Separately, the president-elect has reached an agreement to resolve three lawsuits over his Trump University. New York state’s attorney general announced the $25 million settlement today. Mr. Trump’s lawyers have squared off with students who say the for-profit school failed to deliver the real estate investing education that it promised.
The U.S. Justice Department has begun looking into charges of harassment and intimidation since the election and whether they constitute federal hate crimes. There’ve been incidents targeting Muslims and blacks, including in schools and churches.
Attorney General Loretta Lynch spoke about the situation in a video statement today.
LORETTA LYNCH, Attorney General: We need you to continue to report these incidents to local law enforcement, as well as the Justice Department, so that our career investigators and prosecutors can take action to defend your rights. We will continue to enforce our nation’s hate crimes laws to the fullest extent possible. We will continue to uphold our conviction that all men and women deserve to lead lives of safety and dignity.
JUDY WOODRUFF: Lynch pointed to a new FBI report showing a 67 percent increase in hate crimes against Muslims in 2015. She called it deeply sobering.
There’s been a surge of migrant deaths in the Mediterranean this week. The U.N.’s International Organization for Migration said today that 365 people have been lost trying to make the crossing from Libya to Italy. Hundreds of others have been rescued, after at least six incidents, mostly involving flimsy rubber rafts. U.N. officials call it a calamity in plain sight. For the year, more than 4,600 have died, up sharply from last year.
The World Health Organization has declared the Zika virus is no longer an international emergency. But it said it was still working on containing the virus, calling it a long-term problem. The CDC urged pregnant women to continue to avoid traveling to areas with local Zika transmission.
The legendary Texas heart surgeon Dr. Denton Cooley has died. Cooley performed the first successful human heart transplant in the United States in 1968. And he implanted the world’s first artificial heart a year later. In all, Cooley performed some 65,000 open-heart surgeries over four decades. Denton Cooley was 96 years old.

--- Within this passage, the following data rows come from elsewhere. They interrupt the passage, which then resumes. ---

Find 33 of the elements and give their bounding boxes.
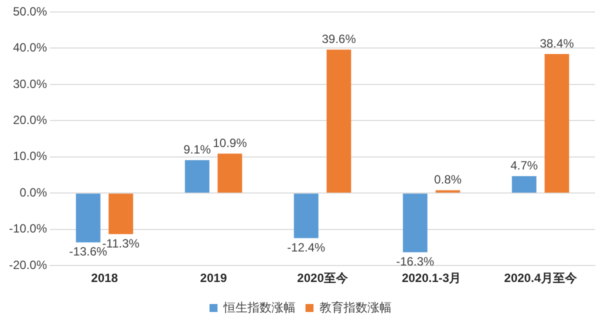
y-tick-label: 50.0%	[12, 4, 48, 18]
y-tick-label: 20.0%	[12, 113, 48, 127]
y-tick-label: -20.0%	[8, 258, 48, 272]
data-label: 9.1%	[183, 142, 212, 156]
legend-label: 恒生指数涨幅	[222, 300, 296, 314]
legend-label: 教育指数涨幅	[320, 300, 392, 314]
y-tick-label: -10.0%	[8, 222, 48, 236]
bar	[436, 190, 460, 193]
x-tick-label: 2019	[200, 271, 228, 286]
bar	[108, 194, 134, 234]
data-label: 38.4%	[540, 36, 574, 50]
data-label: 0.8%	[434, 172, 462, 187]
bar	[402, 194, 428, 252]
x-tick-label: 2018	[91, 271, 118, 286]
x-tick-label: 2020.1-3月	[402, 271, 462, 286]
bar	[294, 194, 318, 238]
bar	[544, 54, 570, 193]
bar	[76, 194, 100, 242]
bar	[184, 160, 210, 193]
data-label: 39.6%	[322, 32, 356, 46]
bar	[218, 154, 242, 193]
data-label: 10.9%	[212, 136, 248, 150]
data-label: -12.4%	[287, 240, 326, 254]
x-tick-label: 2020.4月至今	[504, 271, 578, 286]
bar	[326, 50, 352, 193]
x-tick-label: 2020至今	[297, 271, 349, 286]
y-tick-label: 30.0%	[12, 76, 48, 91]
y-tick-label: 10.0%	[12, 149, 48, 164]
y-tick-label: 40.0%	[12, 40, 48, 55]
bar	[512, 176, 536, 193]
y-tick-label: 0.0%	[20, 185, 48, 200]
data-label: 4.7%	[510, 158, 538, 172]
data-label: -16.3%	[396, 254, 434, 269]
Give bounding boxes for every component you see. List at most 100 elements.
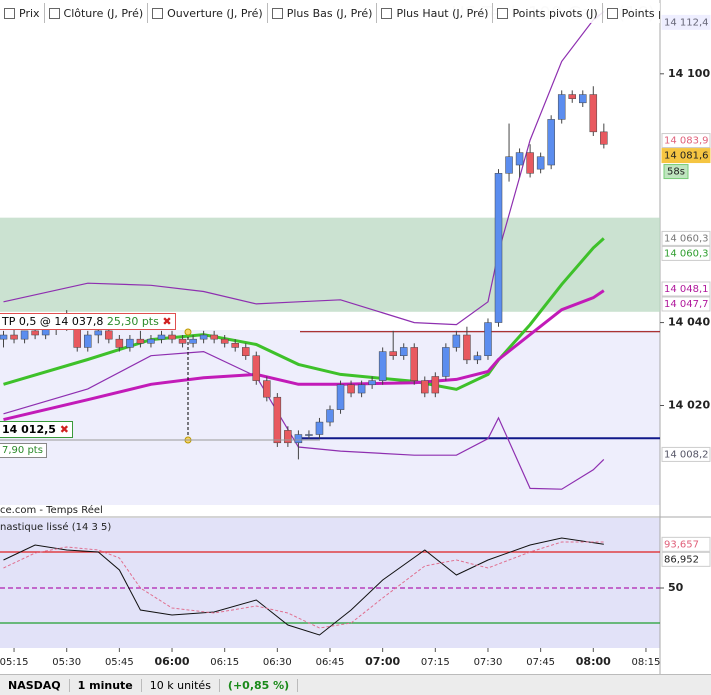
panel-title: nastique lissé (14 3 5) (0, 521, 111, 533)
toolbar-item[interactable]: Prix (0, 3, 45, 23)
market-select[interactable]: NASDAQ (0, 679, 70, 692)
candle-body (231, 343, 239, 348)
checkbox[interactable] (606, 7, 618, 19)
candle-body (136, 338, 145, 344)
toolbar-item[interactable]: Clôture (J, Pré) (45, 3, 149, 23)
candle-body (378, 351, 387, 381)
candle-body (421, 380, 429, 394)
checkbox[interactable] (381, 7, 393, 19)
candle-body (105, 330, 113, 340)
candle-body (0, 334, 8, 340)
candle-body (31, 330, 39, 336)
price-label: 14 047,7 (664, 299, 709, 310)
axis-background (660, 0, 711, 674)
price-label: 14 112,4 (664, 17, 709, 28)
sl-close[interactable]: ✖ (59, 423, 69, 436)
candle-body (315, 421, 324, 435)
candle-body (526, 152, 534, 174)
candle-body (389, 351, 397, 356)
candle-body (147, 338, 155, 344)
x-tick-label: 08:15 (632, 657, 661, 668)
checkbox[interactable] (497, 7, 509, 19)
candle-body (515, 152, 524, 166)
toolbar-label: Prix (19, 6, 40, 20)
price-label-box (661, 133, 711, 149)
candle-body (357, 384, 366, 394)
tp-order-tag[interactable]: TP 0,5 @ 14 037,8 25,30 pts ✖ (0, 313, 176, 330)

In economic news: Volkswagen announced plans to cut 30,000 jobs worldwide, as it tries to recover from an emissions cheating scandal; 23,000 of the jobs will be in Germany. Volkswagen says it expects to save more than $4 billion in the restructuring. The company also said it’s adding 9,000 jobs to work on electric-powered cars.
Stocks closed lower on Wall Street today, led by losses in the health care sector. The Dow Jones industrial average lost nearly 36 points to close under 18868. The Nasdaq fell 12, and the S&P 500 slipped five. For the week, the Dow gained a faction of a percent, and both the Nasdaq and the S&P 500 rose around 1 percent.